Em 1911, quando a República ainda andava de fraldas, o ano agrícola no Alentejo foi particularmente mau, sobretudo nos campos da margem esquerda do Guadiana. Milhares de camponeses sem terra viram assim a sua pobreza endémica agravada pelo desemprego e pelo abandono dos solos produtivos por parte de muitos lavradores. Encurraladas pela miséria mais extrema, 1451 pessoas (547 homens, 373 mulheres e 531 crianças) viram-se compelidas a aceitar a proposta de emigrar para o Hawai (então designado como Ilhas Sandwich), com a promessa de uma terra fértil e de trabalho bem remunerado para todos. Nunca, até então, o Alentejo tinha visto uma migração populacional assim. A tal ponto que as principais publicações da época dela dão notícia.

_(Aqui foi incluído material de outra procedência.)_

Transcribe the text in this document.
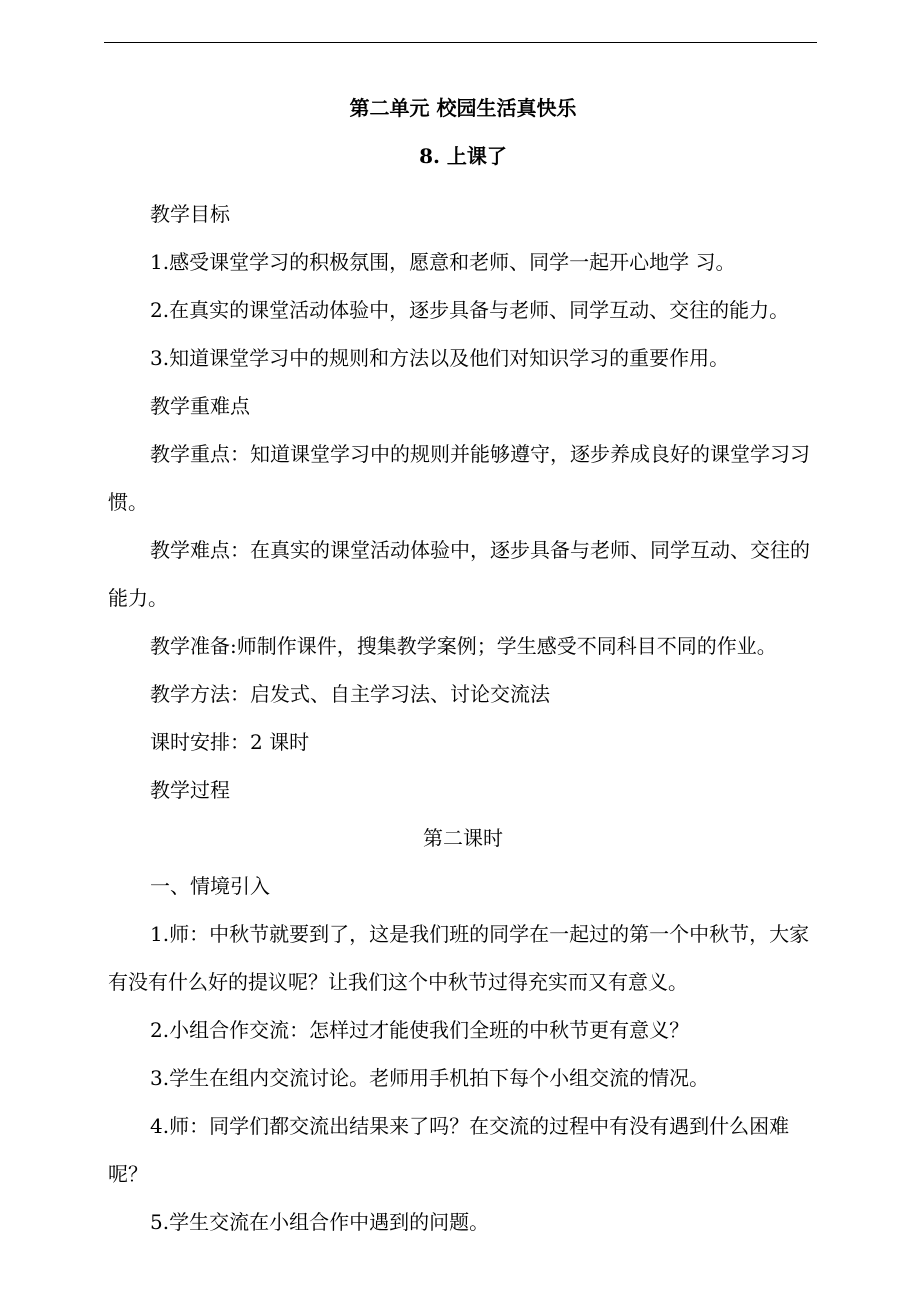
第二单元 校园生活真快乐
8. 上课了

教学目标

1.感受课堂学习的积极氛围，愿意和老师、同学一起开心地学 习。

2.在真实的课堂活动体验中，逐步具备与老师、同学互动、交往的能力。

3.知道课堂学习中的规则和方法以及他们对知识学习的重要作用。

教学重难点

教学重点：知道课堂学习中的规则并能够遵守，逐步养成良好的课堂学习习惯。

教学难点：在真实的课堂活动体验中，逐步具备与老师、同学互动、交往的能力。

教学准备:师制作课件，搜集教学案例；学生感受不同科目不同的作业。

教学方法：启发式、自主学习法、讨论交流法

课时安排：2 课时

教学过程

第二课时

一、情境引入

1.师：中秋节就要到了，这是我们班的同学在一起过的第一个中秋节，大家有没有什么好的提议呢？让我们这个中秋节过得充实而又有意义。

2.小组合作交流：怎样过才能使我们全班的中秋节更有意义？

3.学生在组内交流讨论。老师用手机拍下每个小组交流的情况。

4.师：同学们都交流出结果来了吗？在交流的过程中有没有遇到什么困难呢？

5.学生交流在小组合作中遇到的问题。
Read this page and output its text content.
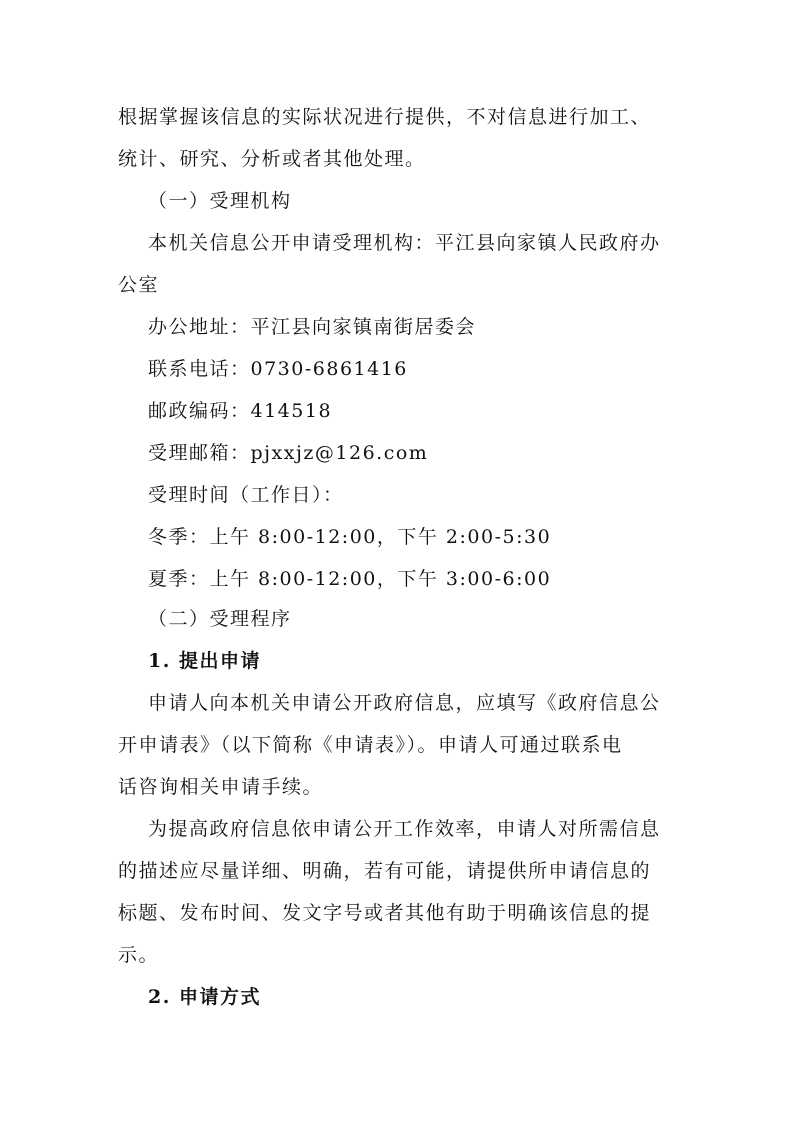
根据掌握该信息的实际状况进行提供，不对信息进行加工、
统计、研究、分析或者其他处理。
（一）受理机构
本机关信息公开申请受理机构：平江县向家镇人民政府办
公室
办公地址：平江县向家镇南街居委会
联系电话：0730-6861416
邮政编码：414518
受理邮箱：pjxxjz@126.com
受理时间（工作日）：
冬季：上午 8:00-12:00，下午 2:00-5:30
夏季：上午 8:00-12:00，下午 3:00-6:00
（二）受理程序
1. 提出申请
申请人向本机关申请公开政府信息，应填写《政府信息公
开申请表》（以下简称《申请表》）。申请人可通过联系电
话咨询相关申请手续。
为提高政府信息依申请公开工作效率，申请人对所需信息
的描述应尽量详细、明确，若有可能，请提供所申请信息的
标题、发布时间、发文字号或者其他有助于明确该信息的提
示。
2. 申请方式
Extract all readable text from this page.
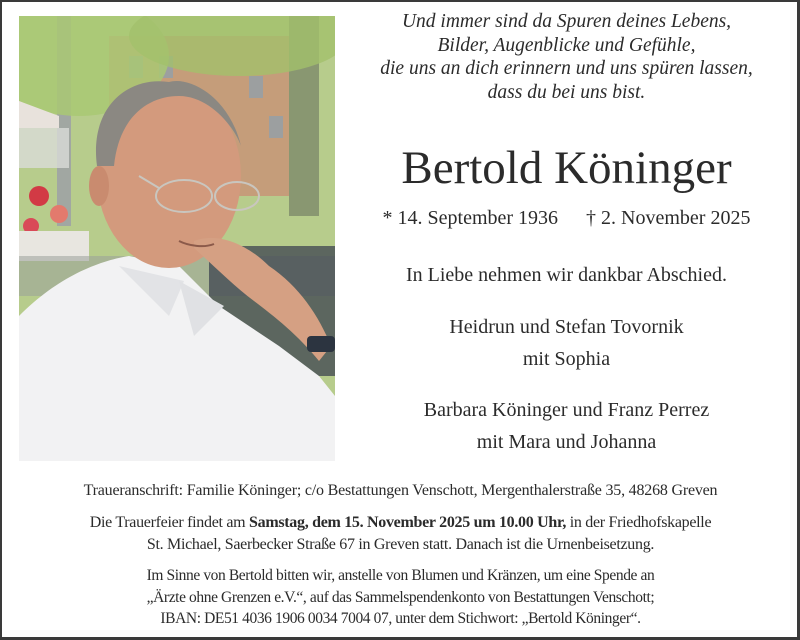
Und immer sind da Spuren deines Lebens,
Bilder, Augenblicke und Gefühle,
die uns an dich erinnern und uns spüren lassen,
dass du bei uns bist.
Bertold Köninger
* 14. September 1936 † 2. November 2025
In Liebe nehmen wir dankbar Abschied.
Heidrun und Stefan Tovornik
mit Sophia
Barbara Köninger und Franz Perrez
mit Mara und Johanna
Traueranschrift: Familie Köninger; c/o Bestattungen Venschott, Mergenthalerstraße 35, 48268 Greven
Die Trauerfeier findet am Samstag, dem 15. November 2025 um 10.00 Uhr, in der Friedhofskapelle
St. Michael, Saerbecker Straße 67 in Greven statt. Danach ist die Urnenbeisetzung.
Im Sinne von Bertold bitten wir, anstelle von Blumen und Kränzen, um eine Spende an
„Ärzte ohne Grenzen e.V.“, auf das Sammelspendenkonto von Bestattungen Venschott;
IBAN: DE51 4036 1906 0034 7004 07, unter dem Stichwort: „Bertold Köninger“.
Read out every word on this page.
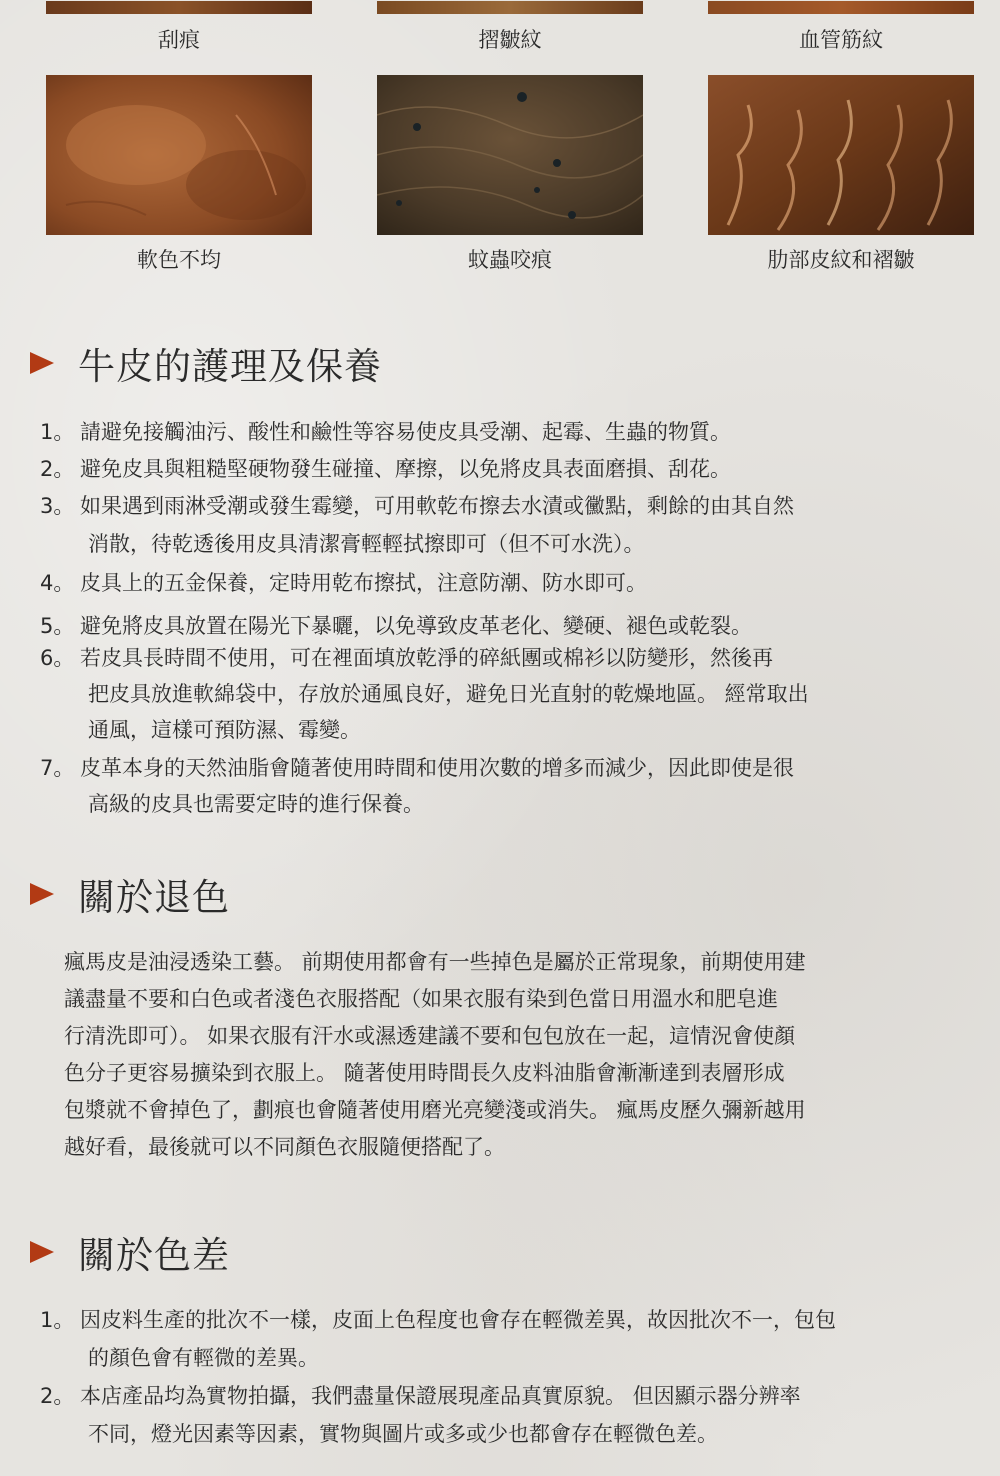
刮痕	摺皺紋	血管筋紋
軟色不均	蚊蟲咬痕	肋部皮紋和褶皺
牛皮的護理及保養
1。 請避免接觸油污、酸性和鹼性等容易使皮具受潮、起霉、生蟲的物質。
2。 避免皮具與粗糙堅硬物發生碰撞、摩擦，以免將皮具表面磨損、刮花。
3。 如果遇到雨淋受潮或發生霉變，可用軟乾布擦去水漬或黴點，剩餘的由其自然
消散，待乾透後用皮具清潔膏輕輕拭擦即可（但不可水洗）。
4。 皮具上的五金保養，定時用乾布擦拭，注意防潮、防水即可。
5。 避免將皮具放置在陽光下暴曬，以免導致皮革老化、變硬、褪色或乾裂。
6。 若皮具長時間不使用，可在裡面填放乾淨的碎紙團或棉衫以防變形，然後再
把皮具放進軟綿袋中，存放於通風良好，避免日光直射的乾燥地區。 經常取出
通風，這樣可預防濕、霉變。
7。 皮革本身的天然油脂會隨著使用時間和使用次數的增多而減少，因此即使是很
高級的皮具也需要定時的進行保養。
關於退色
瘋馬皮是油浸透染工藝。 前期使用都會有一些掉色是屬於正常現象，前期使用建
議盡量不要和白色或者淺色衣服搭配（如果衣服有染到色當日用溫水和肥皂進
行清洗即可）。 如果衣服有汗水或濕透建議不要和包包放在一起，這情況會使顏
色分子更容易擴染到衣服上。 隨著使用時間長久皮料油脂會漸漸達到表層形成
包漿就不會掉色了，劃痕也會隨著使用磨光亮變淺或消失。 瘋馬皮歷久彌新越用
越好看，最後就可以不同顏色衣服隨便搭配了。
關於色差
1。 因皮料生產的批次不一樣，皮面上色程度也會存在輕微差異，故因批次不一，包包
的顏色會有輕微的差異。
2。 本店產品均為實物拍攝，我們盡量保證展現產品真實原貌。 但因顯示器分辨率
不同，燈光因素等因素，實物與圖片或多或少也都會存在輕微色差。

Numa foto-reportagem com o veemente – e pertinente - título de “Os que a fome escorraça” pode ler-se que “Os Homens, mulheres e crianças alentejanas que emigram, quase um milhar, num êxodo de misérias, passaram na cidade, do Tejo para os casebres onde as alojaram, deixando um rastro de condolências”, até embarcarem no navio Orteric, que os levaria ao destino final: Honolulu. Nela são descritos como uma “legião meia sonâmbula, que passava sem uma palavra, carregada com os sacos onde ia toda a sua fortuna” (In “Ilustração Portuguesa”, 6/3/1911), perseguindo um sonho ameno, ainda na ignorância do duríssimo trabalho que os esperava, sob um sol ardente e numa atmosfera carregada de humidade, colhendo a cana do açúcar ou arrancando blocos nas pedreiras. Muitos foram forçados a desistir e a procurar melhor sorte nos campos dos Estados Unidos. Poucos regressaram à terra natal. Em 2000, numa reportagem publicada no Independente, o jornalista Paulo Barriga conseguiu ainda localizar o filho de uma destas famílias emigradas, nascido já no Hawai, mas forçado a regressar quando o pai sofreu um grave acidente de trabalho.
No ano seguinte, 1912, uma segunda vaga de emigrantes haveria de partir no vapor Harpalien em direção a Honolulu. A revista “Brasil-Portugal” explicava, à época, que este fluxo migratório era inevitável e que se manteria “enquanto uma funda transformação da vida social não destruir as causas que [o] produzem”: “Miséria, miséria, miséria. Do berço à cova. Olhos que secaram de chorar todos os prantos, bocas crestadas, ao nascer, pelo vento da adversidade, e que nunca floriram num sorriso feliz.” Vidas vulneráveis, portanto. À mercê de engajadores sem escrúpulos, de sorriso melífluo e palavra fácil, com promessas de uma vida melhor num “eldorado” longínquo.
Em 2011, estamos a viver a repetição deste cenário de crise e de empobrecimento generalizado e a assistir, por isso mesmo, a uma nova vaga de emigração: só este ano emigraram já mais de cem mil portugueses. Vaga migratória distinta em alguns aspectos, pois muitos dos que agora partem são até bastante qualificados, e fazem-no porque querem alargar horizontes e vivências profissionais e/ou pessoais, mas semelhante naquilo que é mais fundamental, já que para a grande maioria dos que saíram, o país não tem sequer um futuro condigno para lhes oferecer, quanto mais as condições para que realizem todo o seu potencial. Mantêm-se, pois, estranhamente actuais as palavras escritas na imprensa de há cem anos.
Os engajadores de hoje é que já não são os mercenários solitários que farejavam a miséria pelos campos fora, a soldo dos governos interessados na contratação de mão-de-obra barata. Cem anos depois, os engajadores que nos aliciam a emigrar são os que agora governam o país e fazem-no em direto na televisão para que ninguém tenha dúvidas. Cem anos depois da República – e em termos de desenvolvimento sócio-económico - estamos praticamente no mesmo sítio, ou talvez até estejamos agora num sítio bem pior (UE) pois, na verdade, desta “república” assim (des)governada, parece-me que já nem bananas podemos esperar.
Emigram os mais jovens, ficam os velhos encostados às paredes a entristecer lenta, mas inexoravelmente, como o país.